Trenggalek sendiri di zaman dahulu, memang bukan kota perlintasan juga persinggahan sebagaimana Pasuruan dan Kertosono atau kota Bandung dan Malang. Ia kota yang tak dikenal dan terlupakan. Orang hanya mengingatnya lalu bergerak mendatanginya, pada waktu-waktu tertentu: misalnya ketika terjepit. Seperti tokoh-tokoh yang bergerak ke wilayah ini pun paling banyak menggunakannya untuk bersembunyi dari kejaran musuh. Atau mungkin untuk mencari inspirasi dan ilham. Sebagaimana terbukti banyak tokoh yang memang menyingkir dan bertetirah ke wilayah Trenggalek, sejak dari puluhan bahkan ratusan tahun lalu hingga pada masa-masa genting di zaman pra dan pasca perang kemerdekaan.
Kecamatan Bendungan cukup mewakili sebagai sebuah daerah lembah (pemukiman). Ketika masuk, kita seolah memasuki topografi sebuah wajan, tepatnya cekungan wajan. Yakni dengan memasuki lembah sedemikian rupa sampai di daerah pemukiman, lalu memasuki hutan pepohonan yang bisa diamati di sepanjang jalur sebelum menuju kota kecamatannya. Masih ada beberapa batang pohon yang tinggi, di antaranya adalah pohon ketapang, mahoni, trembesi dan lain-lain yang membuat perhatian dan mata betah melanglang berjelalatan ketika melintas. Udara di sana menyegarkan. Angin bergerak memainkan ranting, rumput, semak-semak dan menggugurkan daun-daun pepohonannya. Memasuki Bendungan semirip ketika kita memasuki Desa Prambon, Tugu.

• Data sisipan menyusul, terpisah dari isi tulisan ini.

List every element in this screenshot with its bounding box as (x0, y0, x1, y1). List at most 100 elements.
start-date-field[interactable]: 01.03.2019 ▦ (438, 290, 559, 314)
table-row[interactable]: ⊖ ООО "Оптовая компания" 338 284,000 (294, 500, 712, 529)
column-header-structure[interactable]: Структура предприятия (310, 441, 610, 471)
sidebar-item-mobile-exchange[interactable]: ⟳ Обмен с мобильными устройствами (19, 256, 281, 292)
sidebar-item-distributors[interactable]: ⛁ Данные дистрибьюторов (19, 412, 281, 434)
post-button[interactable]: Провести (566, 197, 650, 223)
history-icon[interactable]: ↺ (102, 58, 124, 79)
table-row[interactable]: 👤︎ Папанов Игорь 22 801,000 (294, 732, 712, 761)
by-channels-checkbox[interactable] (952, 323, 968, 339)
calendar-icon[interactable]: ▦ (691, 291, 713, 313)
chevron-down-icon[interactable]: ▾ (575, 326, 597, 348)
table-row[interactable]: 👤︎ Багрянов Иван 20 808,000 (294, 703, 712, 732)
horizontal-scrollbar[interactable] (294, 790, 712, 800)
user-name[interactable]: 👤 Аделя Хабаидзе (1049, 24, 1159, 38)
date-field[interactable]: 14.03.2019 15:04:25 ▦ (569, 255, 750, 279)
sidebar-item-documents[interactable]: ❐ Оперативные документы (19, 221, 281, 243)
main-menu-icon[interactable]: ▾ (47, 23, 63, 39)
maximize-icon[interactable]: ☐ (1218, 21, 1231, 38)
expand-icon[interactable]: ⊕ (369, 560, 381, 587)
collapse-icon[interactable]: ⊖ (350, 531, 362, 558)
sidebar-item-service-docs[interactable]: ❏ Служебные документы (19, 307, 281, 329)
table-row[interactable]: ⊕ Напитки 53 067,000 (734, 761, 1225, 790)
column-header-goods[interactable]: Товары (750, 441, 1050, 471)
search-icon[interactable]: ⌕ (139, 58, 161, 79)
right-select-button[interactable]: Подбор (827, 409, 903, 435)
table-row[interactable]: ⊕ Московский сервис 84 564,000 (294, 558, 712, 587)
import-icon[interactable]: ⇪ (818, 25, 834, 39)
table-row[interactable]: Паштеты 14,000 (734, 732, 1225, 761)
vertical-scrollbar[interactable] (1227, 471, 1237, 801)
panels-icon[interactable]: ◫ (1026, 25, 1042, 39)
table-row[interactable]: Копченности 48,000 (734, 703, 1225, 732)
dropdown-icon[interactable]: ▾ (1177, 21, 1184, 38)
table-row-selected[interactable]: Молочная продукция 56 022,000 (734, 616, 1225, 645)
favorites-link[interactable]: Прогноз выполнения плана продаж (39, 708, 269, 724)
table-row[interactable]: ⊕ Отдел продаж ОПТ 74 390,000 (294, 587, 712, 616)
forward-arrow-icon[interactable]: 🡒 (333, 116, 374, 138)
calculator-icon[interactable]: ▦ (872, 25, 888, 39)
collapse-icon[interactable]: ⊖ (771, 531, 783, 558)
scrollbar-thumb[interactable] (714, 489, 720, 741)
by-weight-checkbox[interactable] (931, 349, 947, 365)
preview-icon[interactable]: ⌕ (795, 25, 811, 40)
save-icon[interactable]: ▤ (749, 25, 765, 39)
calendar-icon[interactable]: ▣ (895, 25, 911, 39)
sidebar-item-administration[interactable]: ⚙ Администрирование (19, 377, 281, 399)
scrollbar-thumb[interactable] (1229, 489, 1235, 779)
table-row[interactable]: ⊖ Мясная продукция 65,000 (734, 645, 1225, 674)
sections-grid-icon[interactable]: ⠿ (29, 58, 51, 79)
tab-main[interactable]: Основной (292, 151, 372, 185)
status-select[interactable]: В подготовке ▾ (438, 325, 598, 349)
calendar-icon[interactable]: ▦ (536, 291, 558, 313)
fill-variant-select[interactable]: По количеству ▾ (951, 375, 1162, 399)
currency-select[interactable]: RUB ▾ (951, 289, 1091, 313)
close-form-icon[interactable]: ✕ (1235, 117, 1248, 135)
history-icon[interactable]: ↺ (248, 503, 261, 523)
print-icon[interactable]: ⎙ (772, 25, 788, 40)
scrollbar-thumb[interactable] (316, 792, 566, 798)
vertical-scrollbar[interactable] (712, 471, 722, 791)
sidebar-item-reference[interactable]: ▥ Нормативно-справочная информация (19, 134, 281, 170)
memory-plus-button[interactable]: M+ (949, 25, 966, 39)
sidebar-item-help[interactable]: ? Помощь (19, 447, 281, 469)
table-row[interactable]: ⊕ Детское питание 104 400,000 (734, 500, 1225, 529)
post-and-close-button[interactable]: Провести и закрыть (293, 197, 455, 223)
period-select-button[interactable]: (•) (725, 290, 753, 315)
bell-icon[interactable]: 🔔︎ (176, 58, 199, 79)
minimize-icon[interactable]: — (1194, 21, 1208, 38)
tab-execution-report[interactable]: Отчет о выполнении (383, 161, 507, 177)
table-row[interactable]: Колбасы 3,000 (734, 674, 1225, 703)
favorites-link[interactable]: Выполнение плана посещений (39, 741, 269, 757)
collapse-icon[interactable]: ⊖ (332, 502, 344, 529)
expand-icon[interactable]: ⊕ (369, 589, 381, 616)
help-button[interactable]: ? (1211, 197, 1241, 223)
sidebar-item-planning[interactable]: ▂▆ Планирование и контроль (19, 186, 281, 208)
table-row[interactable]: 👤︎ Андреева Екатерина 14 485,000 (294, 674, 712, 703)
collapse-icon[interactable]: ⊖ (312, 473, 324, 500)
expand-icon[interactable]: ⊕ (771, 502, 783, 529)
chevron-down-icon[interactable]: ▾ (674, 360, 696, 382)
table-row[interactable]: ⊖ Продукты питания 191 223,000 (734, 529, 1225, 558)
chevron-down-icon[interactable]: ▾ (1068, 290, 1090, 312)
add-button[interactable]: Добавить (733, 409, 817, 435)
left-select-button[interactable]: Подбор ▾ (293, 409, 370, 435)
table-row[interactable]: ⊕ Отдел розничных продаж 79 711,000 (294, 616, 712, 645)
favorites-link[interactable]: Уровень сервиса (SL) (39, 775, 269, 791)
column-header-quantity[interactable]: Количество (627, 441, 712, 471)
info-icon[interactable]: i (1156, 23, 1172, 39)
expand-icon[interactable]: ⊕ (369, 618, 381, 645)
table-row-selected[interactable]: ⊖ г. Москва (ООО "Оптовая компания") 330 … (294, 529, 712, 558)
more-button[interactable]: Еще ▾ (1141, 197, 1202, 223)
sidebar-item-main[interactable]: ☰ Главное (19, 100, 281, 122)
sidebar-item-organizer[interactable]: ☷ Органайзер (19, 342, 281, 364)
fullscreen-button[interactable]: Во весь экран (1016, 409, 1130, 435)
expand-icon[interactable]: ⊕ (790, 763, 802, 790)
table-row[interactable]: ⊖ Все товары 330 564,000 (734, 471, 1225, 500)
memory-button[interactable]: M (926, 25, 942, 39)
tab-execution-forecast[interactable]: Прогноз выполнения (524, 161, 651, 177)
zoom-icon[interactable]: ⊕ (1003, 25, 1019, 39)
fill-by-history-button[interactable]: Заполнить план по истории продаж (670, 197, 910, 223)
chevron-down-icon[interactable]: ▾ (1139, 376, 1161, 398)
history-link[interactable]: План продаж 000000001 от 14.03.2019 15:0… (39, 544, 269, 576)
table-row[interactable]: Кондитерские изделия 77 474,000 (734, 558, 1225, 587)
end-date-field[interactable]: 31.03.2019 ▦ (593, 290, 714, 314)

Seolah kita memasuki lembah. Demikian juga pada saat memasuki kota Trenggalek dari arah barat.
Tapi sependek ini, agaknya kabupaten cuma repot ngurusi branding dan sedikit (untuk tak mengatakan tidak) memperhatikan lebih jauh bagaimana kondisi yang akan dibranding. Bukankah akan lebih asyik andai diperhatikan ihwal inovasi dari apa yang dibranding itu: misal inovasi nasi gegok sendiri dengan memakai nasi gurih atau sega gegok dengan menggunakan nasi thiwul, misalnya? Begitu pula soal branding desa wisata, ketika pemerintah keasyikan mengglorifikasi branding desa, banyak orang lebih fokus dan mempertanyakan sudah sejauh mana pemberdayaan masyarakat sekitar desa? Apakah sudah disesuaikan kesiapan SDM masyarakat setempat dengan rencana pembangunan sekitarnya tersebut.

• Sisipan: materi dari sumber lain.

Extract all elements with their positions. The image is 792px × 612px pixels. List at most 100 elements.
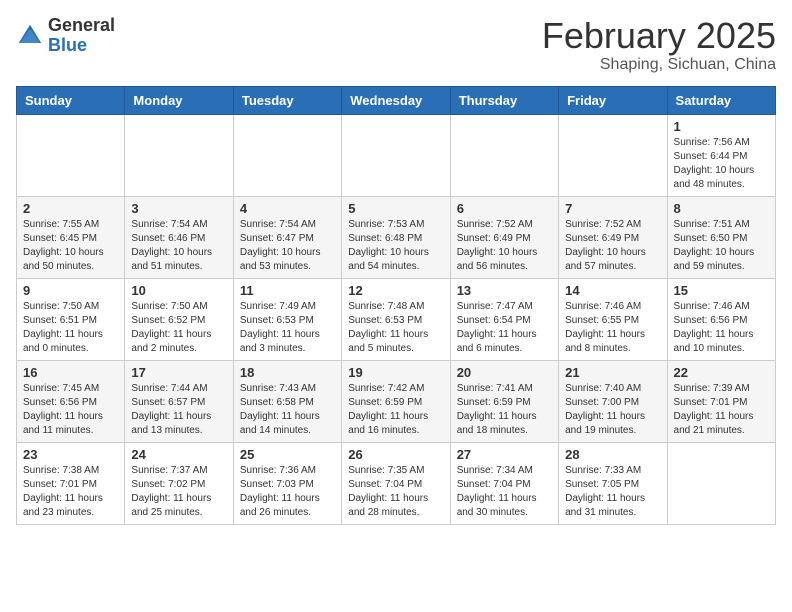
calendar-cell bbox=[17, 114, 125, 196]
calendar-cell: 21 Sunrise: 7:40 AM Sunset: 7:00 PM Dayli… bbox=[559, 360, 667, 442]
day-info: Sunrise: 7:41 AM Sunset: 6:59 PM Dayligh… bbox=[457, 382, 552, 438]
calendar-cell: 6 Sunrise: 7:52 AM Sunset: 6:49 PM Daylig… bbox=[450, 196, 558, 278]
logo: General Blue bbox=[16, 16, 115, 56]
day-number: 4 bbox=[240, 201, 335, 216]
calendar-cell: 24 Sunrise: 7:37 AM Sunset: 7:02 PM Dayli… bbox=[125, 442, 233, 524]
weekday-header-row: SundayMondayTuesdayWednesdayThursdayFrid… bbox=[17, 86, 776, 114]
title-block: February 2025 Shaping, Sichuan, China bbox=[542, 16, 776, 74]
day-info: Sunrise: 7:42 AM Sunset: 6:59 PM Dayligh… bbox=[348, 382, 443, 438]
calendar-cell: 23 Sunrise: 7:38 AM Sunset: 7:01 PM Dayli… bbox=[17, 442, 125, 524]
day-info: Sunrise: 7:39 AM Sunset: 7:01 PM Dayligh… bbox=[674, 382, 769, 438]
logo-general-text: General bbox=[48, 16, 115, 36]
day-info: Sunrise: 7:43 AM Sunset: 6:58 PM Dayligh… bbox=[240, 382, 335, 438]
calendar-cell: 26 Sunrise: 7:35 AM Sunset: 7:04 PM Dayli… bbox=[342, 442, 450, 524]
day-info: Sunrise: 7:52 AM Sunset: 6:49 PM Dayligh… bbox=[565, 218, 660, 274]
day-number: 21 bbox=[565, 365, 660, 380]
day-number: 12 bbox=[348, 283, 443, 298]
calendar-week-2: 2 Sunrise: 7:55 AM Sunset: 6:45 PM Daylig… bbox=[17, 196, 776, 278]
calendar-cell: 11 Sunrise: 7:49 AM Sunset: 6:53 PM Dayli… bbox=[233, 278, 341, 360]
day-info: Sunrise: 7:50 AM Sunset: 6:52 PM Dayligh… bbox=[131, 300, 226, 356]
logo-text: General Blue bbox=[48, 16, 115, 56]
day-number: 20 bbox=[457, 365, 552, 380]
calendar-cell: 20 Sunrise: 7:41 AM Sunset: 6:59 PM Dayli… bbox=[450, 360, 558, 442]
calendar-cell: 14 Sunrise: 7:46 AM Sunset: 6:55 PM Dayli… bbox=[559, 278, 667, 360]
day-number: 26 bbox=[348, 447, 443, 462]
day-info: Sunrise: 7:48 AM Sunset: 6:53 PM Dayligh… bbox=[348, 300, 443, 356]
calendar-cell bbox=[342, 114, 450, 196]
calendar-week-4: 16 Sunrise: 7:45 AM Sunset: 6:56 PM Dayli… bbox=[17, 360, 776, 442]
calendar-cell: 9 Sunrise: 7:50 AM Sunset: 6:51 PM Daylig… bbox=[17, 278, 125, 360]
calendar-cell: 4 Sunrise: 7:54 AM Sunset: 6:47 PM Daylig… bbox=[233, 196, 341, 278]
day-number: 24 bbox=[131, 447, 226, 462]
day-info: Sunrise: 7:35 AM Sunset: 7:04 PM Dayligh… bbox=[348, 464, 443, 520]
day-number: 17 bbox=[131, 365, 226, 380]
day-number: 28 bbox=[565, 447, 660, 462]
day-info: Sunrise: 7:33 AM Sunset: 7:05 PM Dayligh… bbox=[565, 464, 660, 520]
calendar-cell: 25Sunrise: 7:36 AM Sunset: 7:03 PM Dayli… bbox=[233, 442, 341, 524]
calendar-cell bbox=[667, 442, 775, 524]
weekday-header-tuesday: Tuesday bbox=[233, 86, 341, 114]
weekday-header-sunday: Sunday bbox=[17, 86, 125, 114]
day-info: Sunrise: 7:46 AM Sunset: 6:56 PM Dayligh… bbox=[674, 300, 769, 356]
day-number: 15 bbox=[674, 283, 769, 298]
day-info: Sunrise: 7:46 AM Sunset: 6:55 PM Dayligh… bbox=[565, 300, 660, 356]
day-number: 7 bbox=[565, 201, 660, 216]
calendar-week-3: 9 Sunrise: 7:50 AM Sunset: 6:51 PM Daylig… bbox=[17, 278, 776, 360]
day-number: 3 bbox=[131, 201, 226, 216]
day-info: Sunrise: 7:40 AM Sunset: 7:00 PM Dayligh… bbox=[565, 382, 660, 438]
day-number: 13 bbox=[457, 283, 552, 298]
calendar-cell: 17Sunrise: 7:44 AM Sunset: 6:57 PM Dayli… bbox=[125, 360, 233, 442]
day-info: Sunrise: 7:38 AM Sunset: 7:01 PM Dayligh… bbox=[23, 464, 118, 520]
calendar-cell: 8 Sunrise: 7:51 AM Sunset: 6:50 PM Daylig… bbox=[667, 196, 775, 278]
weekday-header-thursday: Thursday bbox=[450, 86, 558, 114]
day-number: 14 bbox=[565, 283, 660, 298]
logo-blue-text: Blue bbox=[48, 36, 115, 56]
weekday-header-monday: Monday bbox=[125, 86, 233, 114]
day-number: 11 bbox=[240, 283, 335, 298]
day-number: 16 bbox=[23, 365, 118, 380]
calendar-header: SundayMondayTuesdayWednesdayThursdayFrid… bbox=[17, 86, 776, 114]
day-number: 23 bbox=[23, 447, 118, 462]
day-info: Sunrise: 7:36 AM Sunset: 7:03 PM Dayligh… bbox=[240, 464, 335, 520]
calendar-cell bbox=[125, 114, 233, 196]
calendar-cell: 1Sunrise: 7:56 AM Sunset: 6:44 PM Daylig… bbox=[667, 114, 775, 196]
day-info: Sunrise: 7:52 AM Sunset: 6:49 PM Dayligh… bbox=[457, 218, 552, 274]
day-info: Sunrise: 7:49 AM Sunset: 6:53 PM Dayligh… bbox=[240, 300, 335, 356]
day-info: Sunrise: 7:50 AM Sunset: 6:51 PM Dayligh… bbox=[23, 300, 118, 356]
day-number: 1 bbox=[674, 119, 769, 134]
day-number: 18 bbox=[240, 365, 335, 380]
day-number: 22 bbox=[674, 365, 769, 380]
day-info: Sunrise: 7:51 AM Sunset: 6:50 PM Dayligh… bbox=[674, 218, 769, 274]
day-info: Sunrise: 7:54 AM Sunset: 6:46 PM Dayligh… bbox=[131, 218, 226, 274]
day-info: Sunrise: 7:55 AM Sunset: 6:45 PM Dayligh… bbox=[23, 218, 118, 274]
day-number: 6 bbox=[457, 201, 552, 216]
calendar-week-1: 1Sunrise: 7:56 AM Sunset: 6:44 PM Daylig… bbox=[17, 114, 776, 196]
calendar-cell: 16 Sunrise: 7:45 AM Sunset: 6:56 PM Dayli… bbox=[17, 360, 125, 442]
weekday-header-friday: Friday bbox=[559, 86, 667, 114]
day-info: Sunrise: 7:54 AM Sunset: 6:47 PM Dayligh… bbox=[240, 218, 335, 274]
calendar-cell: 2 Sunrise: 7:55 AM Sunset: 6:45 PM Daylig… bbox=[17, 196, 125, 278]
day-number: 27 bbox=[457, 447, 552, 462]
calendar-table: SundayMondayTuesdayWednesdayThursdayFrid… bbox=[16, 86, 776, 525]
calendar-cell: 3 Sunrise: 7:54 AM Sunset: 6:46 PM Daylig… bbox=[125, 196, 233, 278]
calendar-week-5: 23 Sunrise: 7:38 AM Sunset: 7:01 PM Dayli… bbox=[17, 442, 776, 524]
calendar-cell: 28 Sunrise: 7:33 AM Sunset: 7:05 PM Dayli… bbox=[559, 442, 667, 524]
day-number: 2 bbox=[23, 201, 118, 216]
day-info: Sunrise: 7:34 AM Sunset: 7:04 PM Dayligh… bbox=[457, 464, 552, 520]
day-number: 19 bbox=[348, 365, 443, 380]
calendar-cell: 18 Sunrise: 7:43 AM Sunset: 6:58 PM Dayli… bbox=[233, 360, 341, 442]
day-info: Sunrise: 7:45 AM Sunset: 6:56 PM Dayligh… bbox=[23, 382, 118, 438]
day-number: 8 bbox=[674, 201, 769, 216]
day-number: 10 bbox=[131, 283, 226, 298]
calendar-cell bbox=[450, 114, 558, 196]
logo-icon bbox=[16, 22, 44, 50]
weekday-header-wednesday: Wednesday bbox=[342, 86, 450, 114]
day-number: 5 bbox=[348, 201, 443, 216]
calendar-cell: 15 Sunrise: 7:46 AM Sunset: 6:56 PM Dayli… bbox=[667, 278, 775, 360]
calendar-cell bbox=[559, 114, 667, 196]
calendar-cell: 12 Sunrise: 7:48 AM Sunset: 6:53 PM Dayli… bbox=[342, 278, 450, 360]
day-number: 9 bbox=[23, 283, 118, 298]
weekday-header-saturday: Saturday bbox=[667, 86, 775, 114]
day-info: Sunrise: 7:37 AM Sunset: 7:02 PM Dayligh… bbox=[131, 464, 226, 520]
month-title: February 2025 bbox=[542, 16, 776, 56]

Sepulang dari Bendungan pada sore yang hampir gelap, saya merasa bahwa kota Trenggalek tampak lebih menyenangkan ketika dimasuki dari jalur utara. Jalur yang selama ini cuma dijadikan pintu masuk, orang-orang dari arah Kecamatan Bendungan dan Ngares (atau mungkin orang Ponorogo dari Kecamatan Pulung), karena dianggap jalur mati. Kesan Trenggalek dari utara itu sebetulnya—khususnya bagi saya—tidak biasa. Rasanya, di sore itu seperti memasuki sebuah kota yang berbeda juga indah, ketimbang dimasuki dari arah barat dan timur. Sudah terlalu biasa kita berjumpa dengan tugu selamat datang juga wajah dua pemimpin daerah. Sebab ketika datang dari arah utara, setidaknya kita bisa dipapak langsung oleh dua pemandangan ini: keramaian perempatan Nirwana dan alun-alun kota.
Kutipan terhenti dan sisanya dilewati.